Metro also ran a cover wrap promoting Dairy Farmers’ Get Enough app in eight markets: Toronto, Montreal, Vancouver, Halifax, Calgary, Edmonton, Winnipeg and Ottawa. The organization has also pledged to donate $1 to the Colorectal Cancer Association of Canada for each day that Canadians use the app.

The March 21 cover wrap also contained statistics about colorectal cancer, dispelling several common myths about the disease while also suggesting ways readers could lower the risk of contracting the disease – such as regular screenings, regular exercise and consuming fruits, vegetables, whole grains and milk.

According to DairyNutrition.ca, colon cancer is the third most common cancer among both males and females, and the second leading cause of mortality in the Western World – with as many as 22,000 Canadians developing the disease each year.

Another recent report from the American Cancer Society said higher consumption of dairy products, milk and calcium has been shown to decrease the risk of developing colorectal cancer, regardless of milk fat content.

Research has shown a 22% risk reduction among adults who consume higher quantities of milk, and a 16% reduction among individuals consuming higher quantities of other milk products.
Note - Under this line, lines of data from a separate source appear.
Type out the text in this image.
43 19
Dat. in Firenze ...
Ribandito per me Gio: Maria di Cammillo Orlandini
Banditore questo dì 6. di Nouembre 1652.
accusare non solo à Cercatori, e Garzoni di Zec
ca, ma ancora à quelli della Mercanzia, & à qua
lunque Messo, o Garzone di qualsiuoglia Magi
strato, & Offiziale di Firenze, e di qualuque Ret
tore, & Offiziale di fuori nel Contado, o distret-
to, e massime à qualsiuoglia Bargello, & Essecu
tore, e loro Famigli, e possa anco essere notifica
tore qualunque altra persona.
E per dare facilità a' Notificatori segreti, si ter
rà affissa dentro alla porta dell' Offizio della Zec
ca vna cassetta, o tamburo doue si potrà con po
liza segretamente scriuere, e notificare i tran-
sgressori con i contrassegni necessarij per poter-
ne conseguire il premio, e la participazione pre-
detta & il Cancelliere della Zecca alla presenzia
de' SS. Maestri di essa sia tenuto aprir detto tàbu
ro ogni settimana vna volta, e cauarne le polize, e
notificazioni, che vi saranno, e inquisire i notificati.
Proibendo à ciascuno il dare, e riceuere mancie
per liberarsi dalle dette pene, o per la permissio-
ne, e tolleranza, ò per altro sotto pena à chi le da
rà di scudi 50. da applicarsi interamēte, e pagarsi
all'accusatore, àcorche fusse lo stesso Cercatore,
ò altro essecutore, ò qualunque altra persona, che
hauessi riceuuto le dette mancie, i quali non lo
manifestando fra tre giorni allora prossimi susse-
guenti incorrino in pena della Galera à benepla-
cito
The partnership with Metro is part of the DFC’s broader “Get Enough” campaign, which also includes digital, out-of-home and TV. The campaign also reflects the organization’s ongoing relationships with both the Heart and Stroke Foundation of Canada and Osteoporosis Canada.

DFC and its agency, KBS Montreal, have created three 30-second TV ads promoting milk, yogurt and cheese that support each of its three partnerships. It plans to shift spend levels throughout the year, reflecting Stroke Month in June and Osteoporosis Awareness Month in November. In addition to touting the products’ nutritional and taste benefits, the spots also promote the Get Enough app and DFC’s financial commitment to the three organizations.

Currently, about half of DFC’s TV ad spend is going toward a milk ad promoting its association with the Colorectal Cancer Association of Canada, with the remaining 50% split between the other two organizations.

The campaign is aimed primarily at women 35-64, a demographic Savoie said is increasingly interested in their own health and wellness. “Before that they tend to take care of their family’s health, but don’t pay too much attention to their own,” she said.

According to the Canadian Dairy Information Centre, per capita consumption of fluid milk has fallen steadily over the past two decades, from 90.05 litres in 1996 to 70.64 litres in 2015.

However, per capita consumption of cheese (a category that includes cheddar, specialty and cottage cheese) has increased in that period, from 10.7 kilograms in 1996 to 12.51 in 2015, while yogurt consumption has more than tripled, from 3.17 litres to 10.53 litres.